Moira Butterfield said...

Total nightmare! Have you been eating too much cheese at bedtime again? ; )

Penny Dolan said...

Thinking about the usual casting of contestants for shows like this:
the elderly do-goodish older woman; the in-for-a-laugh hapless man; the coquettish younger woman who muses soulfully while pouting; the earnest still-boyish science or medical student: the bluff but lovable bloke from the regions; the sweet, shy male scientist/medic; the quiet young woman with shoulder length hair and quiet determination . . . Are there more "types" you'd suggest?

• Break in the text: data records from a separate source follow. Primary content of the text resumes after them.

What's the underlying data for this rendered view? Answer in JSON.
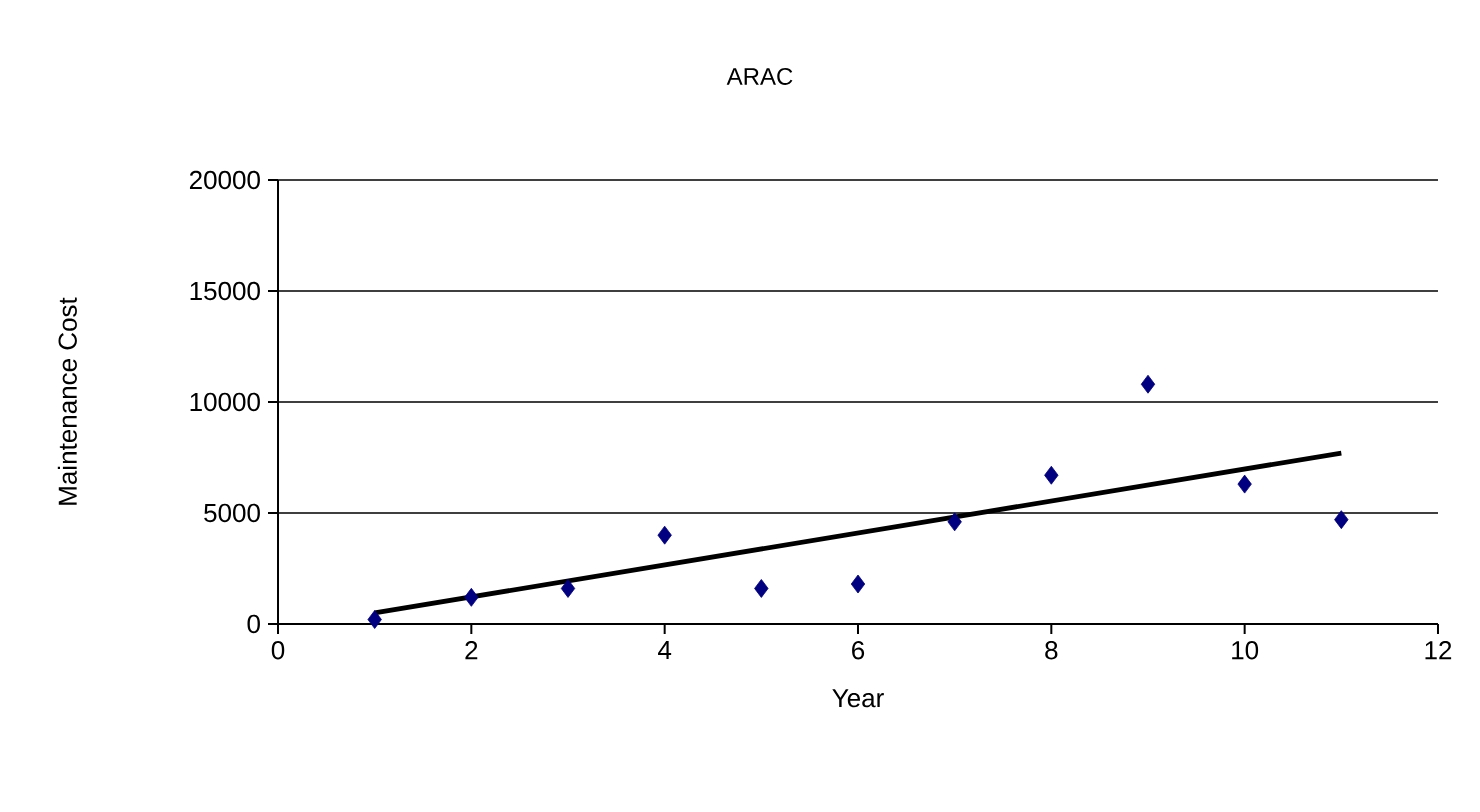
{
  "chart_data": {
    "type": "scatter",
    "title": "ARAC",
    "xlabel": "Year",
    "ylabel": "Maintenance Cost",
    "x": [
      1,
      2,
      3,
      4,
      5,
      6,
      7,
      8,
      9,
      10,
      11
    ],
    "series": [
      {
        "color": "#000080",
        "marker": "diamond",
        "values": [
          200,
          1200,
          1600,
          4000,
          1600,
          1800,
          4600,
          6700,
          10800,
          6300,
          4700
        ]
      },
      {
        "type": "line",
        "color": "#000000",
        "x": [
          1,
          11
        ],
        "values": [
          500,
          7700
        ]
      }
    ],
    "xlim": [
      0,
      12
    ],
    "ylim": [
      0,
      20000
    ],
    "xticks": [
      0,
      2,
      4,
      6,
      8,
      10,
      12
    ],
    "yticks": [
      0,
      5000,
      10000,
      15000,
      20000
    ],
    "grid": "y"
  }
}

Could go on and on, and that's without adding all the aspects of gender, nationality, mid-life crisis and so on into the mix.

And who - withot groaning - can one imagine as the two "comedy hosts"? Or the judges?

Or the range of walls and other objects that can be used to show paint drying while the writers' write? Oh that's where the author-linked landscape scenery would come in (eg Welsh writer: shots of Dylan Thomas' shed by the sea; Irish: Dublin or Yeats' Sligo, etc)

STOP. STOP. STOP!!! This idea of yours is getting all too possible. Tamsin.
As one of the ABBA editors I may have to delete the entire post for all our sakes and safety! :-)

ps Great post!!!!

Tamsin Cooke said...

To unknown, your idea really made me laugh! Although I'm thinking the show will have to be on after the watershed!

Tamsin Cooke said...

To Moira, I always eat too much cheese at bedtime! ; )

Tamsin Cooke said...

To Penny, I'm loving your ideas. You've got the perfect selection of candidates - although we need to make sure they each have a sob-story the audience can get behind.
I know who'd be clamouring to be a judge!

Penny Dolan said...

I didnt dare go down the sob story, much as I was tempted, Tamsin!
The one traumatised at age six by his/her teacher for writing left-handed.
The one who has to write on wallpaper as that was the only surface available whenthey began aged two.
The one who lives by a great lake and is only able to write because someone invented a pen that works underwater. (Tank would have to be provided.)
The one who is violently allergic to punctuation.
The one who sings opera loudly and badly while writing - how annoying for the others! Or a persistent cough . . .
The one who, from childhood, is driven to eatpaper and in danger of consuming their words as they are written
The one who can only write with his great grandfathers gold pen, brought back from the wilds of Russia but who will lose it just as he makes the semi-finals.


And so on and so on. What a great game!